A Ceph pool is associated to a type to sustain the loss of an OSD (i.e. a disk since most of the time there is one OSD per disk). The default choice when creating a pool is replicated, meaning every object is copied on multiple disks. The Erasure Code pool type can be used instead to save space.
The simplest erasure coded pool is equivalent to RAID5 and requires at least three hosts:
$ ceph osd pool create ecpool 12 12 erasure pool 'ecpool' created $ echo ABCDEFGHI | rados --pool ecpool put NYAN - $ rados --pool ecpool get NYAN - ABCDEFGHI
the 12 in pool create stands for the number of placement groups.
The default erasure code profile sustains the loss of a single OSD. It is equivalent to a replicated pool of size two but requires 1.5TB instead of 2TB to store 1TB of data. The default profile can be displayed with:
$ ceph osd erasure-code-profile get default k=2 m=1 plugin=jerasure ruleset-failure-domain=host technique=reed_sol_van
Choosing the right profile is important because it cannot be modified after the pool is created: a new pool with a different profile needs to be created and all objects from the previous pool moved to the new.
The most important parameters of the profile are K, M and ruleset-failure-domain because they define the storage overhead and the data durability. For instance, if the desired architecture must sustain the loss of two racks with a storage overhead of 40% overhead, the following profile can be defined:
$ ceph osd erasure-code-profile set myprofile \ k=3 \ m=2 \ ruleset-failure-domain=rack $ ceph osd pool create ecpool 12 12 erasure myprofile $ echo ABCDEFGHI | rados --pool ecpool put NYAN - $ rados --pool ecpool get NYAN - ABCDEFGHI
The NYAN object will be divided in three (K=3) and two additional chunks will be created (M=2).

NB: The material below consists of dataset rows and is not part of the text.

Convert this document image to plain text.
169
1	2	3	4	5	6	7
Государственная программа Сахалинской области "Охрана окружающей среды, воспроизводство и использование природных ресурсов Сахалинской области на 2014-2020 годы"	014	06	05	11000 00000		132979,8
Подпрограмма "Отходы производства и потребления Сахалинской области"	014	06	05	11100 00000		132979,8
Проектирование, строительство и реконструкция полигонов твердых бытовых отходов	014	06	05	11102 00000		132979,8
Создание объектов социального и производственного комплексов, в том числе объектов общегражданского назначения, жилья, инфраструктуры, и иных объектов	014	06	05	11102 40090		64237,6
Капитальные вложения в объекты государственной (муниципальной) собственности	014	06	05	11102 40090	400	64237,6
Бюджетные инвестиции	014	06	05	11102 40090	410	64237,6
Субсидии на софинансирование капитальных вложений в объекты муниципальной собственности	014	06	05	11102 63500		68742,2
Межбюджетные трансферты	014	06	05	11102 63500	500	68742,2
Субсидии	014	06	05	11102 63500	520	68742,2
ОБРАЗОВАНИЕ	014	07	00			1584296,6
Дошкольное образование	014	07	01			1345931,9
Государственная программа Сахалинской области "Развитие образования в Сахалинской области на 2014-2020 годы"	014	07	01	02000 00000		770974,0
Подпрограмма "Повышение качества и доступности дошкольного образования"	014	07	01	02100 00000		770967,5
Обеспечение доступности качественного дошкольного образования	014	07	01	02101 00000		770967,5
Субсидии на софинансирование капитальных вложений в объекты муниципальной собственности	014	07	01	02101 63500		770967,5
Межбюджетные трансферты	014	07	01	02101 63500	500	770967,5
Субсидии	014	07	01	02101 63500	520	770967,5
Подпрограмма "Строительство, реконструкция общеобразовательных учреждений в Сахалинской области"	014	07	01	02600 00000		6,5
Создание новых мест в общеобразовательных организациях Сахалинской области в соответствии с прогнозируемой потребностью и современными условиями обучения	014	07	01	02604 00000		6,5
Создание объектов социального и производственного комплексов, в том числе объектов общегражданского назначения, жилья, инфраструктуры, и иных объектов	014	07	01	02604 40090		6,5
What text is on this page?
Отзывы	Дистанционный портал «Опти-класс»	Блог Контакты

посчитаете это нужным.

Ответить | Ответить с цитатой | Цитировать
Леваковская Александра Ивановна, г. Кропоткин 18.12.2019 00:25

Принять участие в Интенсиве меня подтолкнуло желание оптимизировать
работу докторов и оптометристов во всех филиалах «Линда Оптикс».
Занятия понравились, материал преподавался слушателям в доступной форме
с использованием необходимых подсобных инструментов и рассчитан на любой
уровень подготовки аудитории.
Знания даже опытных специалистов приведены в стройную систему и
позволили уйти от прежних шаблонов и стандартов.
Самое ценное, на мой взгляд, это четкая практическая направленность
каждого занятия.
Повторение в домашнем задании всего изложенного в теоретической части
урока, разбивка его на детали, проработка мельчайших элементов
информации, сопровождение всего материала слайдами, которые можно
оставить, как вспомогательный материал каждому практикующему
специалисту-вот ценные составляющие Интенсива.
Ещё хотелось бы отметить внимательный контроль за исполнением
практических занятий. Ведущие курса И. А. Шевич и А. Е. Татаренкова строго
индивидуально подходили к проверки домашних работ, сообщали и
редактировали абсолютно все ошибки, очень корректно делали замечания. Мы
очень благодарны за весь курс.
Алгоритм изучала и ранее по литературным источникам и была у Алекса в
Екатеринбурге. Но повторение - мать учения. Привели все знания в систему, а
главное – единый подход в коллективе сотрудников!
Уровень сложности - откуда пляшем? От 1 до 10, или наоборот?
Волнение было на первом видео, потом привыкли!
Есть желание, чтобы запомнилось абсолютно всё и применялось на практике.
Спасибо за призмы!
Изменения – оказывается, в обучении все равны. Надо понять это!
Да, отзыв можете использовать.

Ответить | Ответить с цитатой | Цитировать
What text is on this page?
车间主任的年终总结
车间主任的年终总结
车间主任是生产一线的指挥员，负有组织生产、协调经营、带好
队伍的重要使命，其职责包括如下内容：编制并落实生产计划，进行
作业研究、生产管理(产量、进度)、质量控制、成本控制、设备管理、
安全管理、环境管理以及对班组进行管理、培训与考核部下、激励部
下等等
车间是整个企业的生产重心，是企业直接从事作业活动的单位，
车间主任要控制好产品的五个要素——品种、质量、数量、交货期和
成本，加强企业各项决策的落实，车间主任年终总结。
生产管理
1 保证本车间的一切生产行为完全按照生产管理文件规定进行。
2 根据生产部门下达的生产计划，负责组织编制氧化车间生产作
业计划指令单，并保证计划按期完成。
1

The value of M defines how many OSD can be lost simultaneously without losing any data. The ruleset-failure-domain=rack will create a CRUSH ruleset that ensures no two chunks are stored in the same rack.
More information can be found in the erasure code profiles documentation.
Erasure coded pools require more resources than replicated pools and lack some functionalities such as partial writes. To overcome these limitations, it is recommended to set a cache tier before the erasure coded pool.
For instance, if the pool hot-storage is made of fast storage:
$ ceph osd tier add ecpool hot-storage $ ceph osd tier cache-mode hot-storage writeback $ ceph osd tier set-overlay ecpool hot-storage
will place the hot-storage pool as tier of ecpool in writeback mode so that every write and read to the ecpool are actually using the hot-storage and benefit from its flexibility and speed.
It is not possible to create an RBD image on an erasure coded pool because it requires partial writes. It is however possible to create an RBD image on an erasure coded pools when a replicated pool tier set a cache tier:
$ rbd create --size 10G ecpool/myvolume
More information can be found in the cache tiering documentation.